In 1837 the rancho was attacked by Diegueno Indians over a land dispute resulting in the death of four defenders as well as the kidnapping of two young women who were never heard from again. Following that episode, the rancho was largely abandoned, attracting a series of squatters until 1852, when another episode of violence resulted in the squatters being driven off the ranch.
By 1854, the rancho was being homesteaded by Captain Henry Stanton Burton while he served as commander of the Post at Mission San Diego de Alcalá. However, it is not clear that the land was ever transferred properly originally.

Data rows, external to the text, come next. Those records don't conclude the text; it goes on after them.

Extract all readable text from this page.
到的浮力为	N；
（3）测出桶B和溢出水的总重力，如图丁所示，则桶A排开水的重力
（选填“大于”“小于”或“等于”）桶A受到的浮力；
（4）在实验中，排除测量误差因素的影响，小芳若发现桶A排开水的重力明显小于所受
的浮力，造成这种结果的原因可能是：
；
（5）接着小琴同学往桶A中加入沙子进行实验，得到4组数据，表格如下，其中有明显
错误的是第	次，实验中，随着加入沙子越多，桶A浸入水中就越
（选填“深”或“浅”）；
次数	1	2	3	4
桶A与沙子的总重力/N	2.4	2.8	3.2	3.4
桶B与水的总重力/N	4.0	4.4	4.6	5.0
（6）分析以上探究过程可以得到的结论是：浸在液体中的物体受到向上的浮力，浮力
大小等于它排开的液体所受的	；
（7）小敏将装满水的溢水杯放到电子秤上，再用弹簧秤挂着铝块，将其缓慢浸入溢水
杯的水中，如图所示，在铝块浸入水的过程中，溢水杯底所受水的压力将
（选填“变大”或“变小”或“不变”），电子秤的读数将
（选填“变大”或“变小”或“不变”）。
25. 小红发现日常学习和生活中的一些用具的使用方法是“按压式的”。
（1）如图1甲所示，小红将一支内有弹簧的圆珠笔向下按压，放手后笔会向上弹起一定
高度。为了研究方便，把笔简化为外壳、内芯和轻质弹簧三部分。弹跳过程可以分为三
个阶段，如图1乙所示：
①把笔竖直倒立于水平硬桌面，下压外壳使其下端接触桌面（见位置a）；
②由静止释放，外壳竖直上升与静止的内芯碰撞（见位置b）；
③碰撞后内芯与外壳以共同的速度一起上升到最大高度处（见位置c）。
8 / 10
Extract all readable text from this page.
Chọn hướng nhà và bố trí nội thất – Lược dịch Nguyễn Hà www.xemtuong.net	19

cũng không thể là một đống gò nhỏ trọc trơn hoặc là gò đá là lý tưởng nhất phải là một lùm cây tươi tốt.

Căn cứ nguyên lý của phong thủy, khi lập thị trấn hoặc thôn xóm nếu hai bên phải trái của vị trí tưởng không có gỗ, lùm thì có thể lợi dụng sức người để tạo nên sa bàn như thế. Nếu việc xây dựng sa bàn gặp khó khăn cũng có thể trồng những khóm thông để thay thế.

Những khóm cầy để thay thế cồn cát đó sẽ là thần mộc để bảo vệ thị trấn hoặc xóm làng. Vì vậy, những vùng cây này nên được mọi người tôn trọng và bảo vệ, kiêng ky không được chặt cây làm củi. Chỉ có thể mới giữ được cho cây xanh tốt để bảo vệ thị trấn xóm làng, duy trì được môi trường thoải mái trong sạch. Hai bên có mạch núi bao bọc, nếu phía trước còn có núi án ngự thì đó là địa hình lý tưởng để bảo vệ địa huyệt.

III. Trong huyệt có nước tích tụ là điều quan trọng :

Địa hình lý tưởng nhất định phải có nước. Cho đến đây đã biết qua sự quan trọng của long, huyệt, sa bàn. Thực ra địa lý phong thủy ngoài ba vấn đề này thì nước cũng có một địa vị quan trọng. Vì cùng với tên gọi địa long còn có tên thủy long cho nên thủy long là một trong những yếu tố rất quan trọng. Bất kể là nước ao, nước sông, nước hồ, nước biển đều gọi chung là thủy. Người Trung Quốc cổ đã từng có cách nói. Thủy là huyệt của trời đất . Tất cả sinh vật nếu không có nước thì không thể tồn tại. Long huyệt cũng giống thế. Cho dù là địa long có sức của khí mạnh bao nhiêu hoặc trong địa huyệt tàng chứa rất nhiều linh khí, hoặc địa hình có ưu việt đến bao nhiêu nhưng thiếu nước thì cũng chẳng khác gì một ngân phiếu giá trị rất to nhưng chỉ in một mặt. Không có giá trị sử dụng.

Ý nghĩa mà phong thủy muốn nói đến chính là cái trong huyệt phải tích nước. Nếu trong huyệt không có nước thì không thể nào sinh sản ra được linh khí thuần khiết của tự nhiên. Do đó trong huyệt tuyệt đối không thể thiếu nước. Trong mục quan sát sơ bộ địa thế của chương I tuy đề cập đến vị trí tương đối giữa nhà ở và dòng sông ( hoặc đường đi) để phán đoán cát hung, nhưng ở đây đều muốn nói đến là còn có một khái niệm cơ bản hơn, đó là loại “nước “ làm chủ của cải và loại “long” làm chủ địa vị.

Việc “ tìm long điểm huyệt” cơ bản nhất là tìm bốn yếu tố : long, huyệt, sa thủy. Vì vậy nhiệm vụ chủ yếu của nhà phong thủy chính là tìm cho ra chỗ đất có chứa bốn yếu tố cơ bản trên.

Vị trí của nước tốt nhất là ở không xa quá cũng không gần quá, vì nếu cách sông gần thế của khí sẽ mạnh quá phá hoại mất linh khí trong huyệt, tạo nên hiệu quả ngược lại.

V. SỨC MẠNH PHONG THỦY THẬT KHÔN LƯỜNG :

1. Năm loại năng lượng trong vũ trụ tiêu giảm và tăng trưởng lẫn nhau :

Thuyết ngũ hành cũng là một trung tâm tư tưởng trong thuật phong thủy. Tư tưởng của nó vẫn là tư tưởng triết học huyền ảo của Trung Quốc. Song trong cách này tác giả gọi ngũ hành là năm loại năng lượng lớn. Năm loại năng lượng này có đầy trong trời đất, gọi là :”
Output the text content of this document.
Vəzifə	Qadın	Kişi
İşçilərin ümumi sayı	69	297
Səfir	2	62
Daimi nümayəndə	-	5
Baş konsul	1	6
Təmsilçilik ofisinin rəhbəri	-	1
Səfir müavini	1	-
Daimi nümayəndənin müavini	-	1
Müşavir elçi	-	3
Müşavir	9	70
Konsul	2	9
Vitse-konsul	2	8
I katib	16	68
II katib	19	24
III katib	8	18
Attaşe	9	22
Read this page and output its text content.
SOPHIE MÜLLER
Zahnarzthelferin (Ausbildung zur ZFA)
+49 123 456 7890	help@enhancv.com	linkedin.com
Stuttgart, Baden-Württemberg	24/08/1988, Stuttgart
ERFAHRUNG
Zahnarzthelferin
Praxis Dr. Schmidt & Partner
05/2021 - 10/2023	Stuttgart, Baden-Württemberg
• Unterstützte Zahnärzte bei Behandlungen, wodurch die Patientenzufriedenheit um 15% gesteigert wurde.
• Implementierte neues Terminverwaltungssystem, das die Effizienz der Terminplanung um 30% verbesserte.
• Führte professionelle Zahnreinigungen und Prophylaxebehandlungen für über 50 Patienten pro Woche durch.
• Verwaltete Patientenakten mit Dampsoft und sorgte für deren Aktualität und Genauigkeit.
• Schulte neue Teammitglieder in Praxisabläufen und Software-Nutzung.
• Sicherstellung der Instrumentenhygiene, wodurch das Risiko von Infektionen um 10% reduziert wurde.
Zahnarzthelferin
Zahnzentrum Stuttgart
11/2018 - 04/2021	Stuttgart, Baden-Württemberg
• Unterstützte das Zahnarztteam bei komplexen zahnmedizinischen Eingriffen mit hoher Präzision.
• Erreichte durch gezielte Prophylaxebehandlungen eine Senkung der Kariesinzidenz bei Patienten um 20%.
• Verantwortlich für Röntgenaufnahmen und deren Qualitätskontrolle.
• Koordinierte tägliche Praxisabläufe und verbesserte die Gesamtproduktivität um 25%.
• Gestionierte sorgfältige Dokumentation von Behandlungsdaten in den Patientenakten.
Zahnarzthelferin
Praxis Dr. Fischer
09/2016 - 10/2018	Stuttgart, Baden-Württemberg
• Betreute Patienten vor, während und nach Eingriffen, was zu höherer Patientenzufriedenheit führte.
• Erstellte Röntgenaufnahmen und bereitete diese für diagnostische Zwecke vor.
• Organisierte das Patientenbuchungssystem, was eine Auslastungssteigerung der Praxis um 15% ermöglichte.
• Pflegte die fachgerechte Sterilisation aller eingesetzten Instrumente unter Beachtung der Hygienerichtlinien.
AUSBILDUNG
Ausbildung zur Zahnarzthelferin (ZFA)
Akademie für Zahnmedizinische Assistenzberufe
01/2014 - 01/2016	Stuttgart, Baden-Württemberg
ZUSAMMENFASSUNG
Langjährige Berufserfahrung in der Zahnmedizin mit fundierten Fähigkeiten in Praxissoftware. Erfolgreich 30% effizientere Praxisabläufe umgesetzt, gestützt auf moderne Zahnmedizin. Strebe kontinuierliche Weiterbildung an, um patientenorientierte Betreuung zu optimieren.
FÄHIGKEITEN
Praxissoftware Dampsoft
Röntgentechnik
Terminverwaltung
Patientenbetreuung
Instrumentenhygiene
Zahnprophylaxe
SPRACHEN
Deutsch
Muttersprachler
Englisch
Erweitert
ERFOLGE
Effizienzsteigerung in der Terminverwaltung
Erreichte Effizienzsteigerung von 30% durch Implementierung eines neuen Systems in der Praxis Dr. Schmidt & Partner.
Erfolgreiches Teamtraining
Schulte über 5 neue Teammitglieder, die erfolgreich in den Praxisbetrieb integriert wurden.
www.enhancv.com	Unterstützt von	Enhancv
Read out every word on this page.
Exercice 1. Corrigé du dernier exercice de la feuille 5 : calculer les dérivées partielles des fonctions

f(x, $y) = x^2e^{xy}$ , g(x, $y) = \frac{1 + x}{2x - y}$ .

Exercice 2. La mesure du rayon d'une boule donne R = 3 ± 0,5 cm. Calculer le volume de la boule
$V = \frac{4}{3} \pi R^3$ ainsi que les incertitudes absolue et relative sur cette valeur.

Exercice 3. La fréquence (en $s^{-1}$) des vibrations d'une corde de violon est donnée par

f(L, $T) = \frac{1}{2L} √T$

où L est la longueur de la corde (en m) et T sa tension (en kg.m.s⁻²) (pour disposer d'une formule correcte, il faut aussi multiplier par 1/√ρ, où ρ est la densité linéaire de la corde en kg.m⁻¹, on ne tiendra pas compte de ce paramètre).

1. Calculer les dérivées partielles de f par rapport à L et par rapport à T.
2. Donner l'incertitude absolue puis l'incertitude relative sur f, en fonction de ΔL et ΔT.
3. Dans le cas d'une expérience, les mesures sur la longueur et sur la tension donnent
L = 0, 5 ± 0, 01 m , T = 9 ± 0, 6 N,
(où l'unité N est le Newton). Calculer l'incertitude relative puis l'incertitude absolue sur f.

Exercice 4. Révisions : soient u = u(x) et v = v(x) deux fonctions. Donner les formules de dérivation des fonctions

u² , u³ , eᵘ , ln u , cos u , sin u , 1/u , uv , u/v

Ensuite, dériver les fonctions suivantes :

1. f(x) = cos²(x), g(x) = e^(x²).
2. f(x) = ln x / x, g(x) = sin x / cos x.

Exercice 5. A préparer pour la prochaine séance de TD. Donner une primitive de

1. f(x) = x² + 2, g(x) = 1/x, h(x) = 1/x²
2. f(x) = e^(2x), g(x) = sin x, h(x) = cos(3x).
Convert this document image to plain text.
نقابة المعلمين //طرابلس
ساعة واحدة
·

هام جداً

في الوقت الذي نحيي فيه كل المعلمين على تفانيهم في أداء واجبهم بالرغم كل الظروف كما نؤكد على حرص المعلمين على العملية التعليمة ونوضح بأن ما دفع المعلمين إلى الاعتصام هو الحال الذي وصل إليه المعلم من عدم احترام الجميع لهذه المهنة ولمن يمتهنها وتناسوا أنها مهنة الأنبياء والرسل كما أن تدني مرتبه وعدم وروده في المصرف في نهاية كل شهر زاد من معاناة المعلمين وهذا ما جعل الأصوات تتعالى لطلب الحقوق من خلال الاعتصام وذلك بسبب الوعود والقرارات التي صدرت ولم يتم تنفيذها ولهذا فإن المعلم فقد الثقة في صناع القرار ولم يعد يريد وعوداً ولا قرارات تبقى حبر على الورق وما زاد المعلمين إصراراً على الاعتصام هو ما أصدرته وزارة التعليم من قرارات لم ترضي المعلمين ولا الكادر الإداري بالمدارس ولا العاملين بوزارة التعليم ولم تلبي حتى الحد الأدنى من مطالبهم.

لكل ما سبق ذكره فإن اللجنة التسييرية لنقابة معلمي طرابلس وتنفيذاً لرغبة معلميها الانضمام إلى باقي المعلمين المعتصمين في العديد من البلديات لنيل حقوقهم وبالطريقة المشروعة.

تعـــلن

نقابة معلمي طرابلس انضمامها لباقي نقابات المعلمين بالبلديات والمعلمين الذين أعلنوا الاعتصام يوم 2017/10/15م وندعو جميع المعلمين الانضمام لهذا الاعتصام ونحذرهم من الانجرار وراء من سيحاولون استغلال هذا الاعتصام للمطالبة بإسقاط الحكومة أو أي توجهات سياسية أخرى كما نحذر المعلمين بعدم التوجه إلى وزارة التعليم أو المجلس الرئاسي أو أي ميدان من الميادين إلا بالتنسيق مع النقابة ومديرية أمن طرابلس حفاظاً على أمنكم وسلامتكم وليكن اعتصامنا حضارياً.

According to an affidavit made by María Burton and filed in the United States district court in 1880, Burton purchased the interests of Lopez and Crosthwaite in 1853; and the interests of Richard and William E. Rust in 1854.In 1867, nearly twelve years after the claim had been rejected, an appearance was entered in the United States district court on behalf of General Burton. In 1870, María Burton arranged for Pío Pico to declare that he had sold all his interest to Burton. In 1875, Nellie Burton, a daughter of Henry Stanton Burton and María Burton, married Miguél de Pedrorena (1844–1882). In 1876, the grant for Rancho Jamul was patented to the heirs of Henry S. Burton (María A. Burton, and her son, Henry H. Burton and daughter, Nellie Burton Pedrorena).
The rancho was used as collateral for mortgages, and numerous claims were filed against the estate and the litigation continued for years. The estate of Henry S. Burton was not settled until 1891.
The title changed hands repeatedly, until in 1915, John D. Spreckels sold to Rancho Jamul to Louis J. Wilde.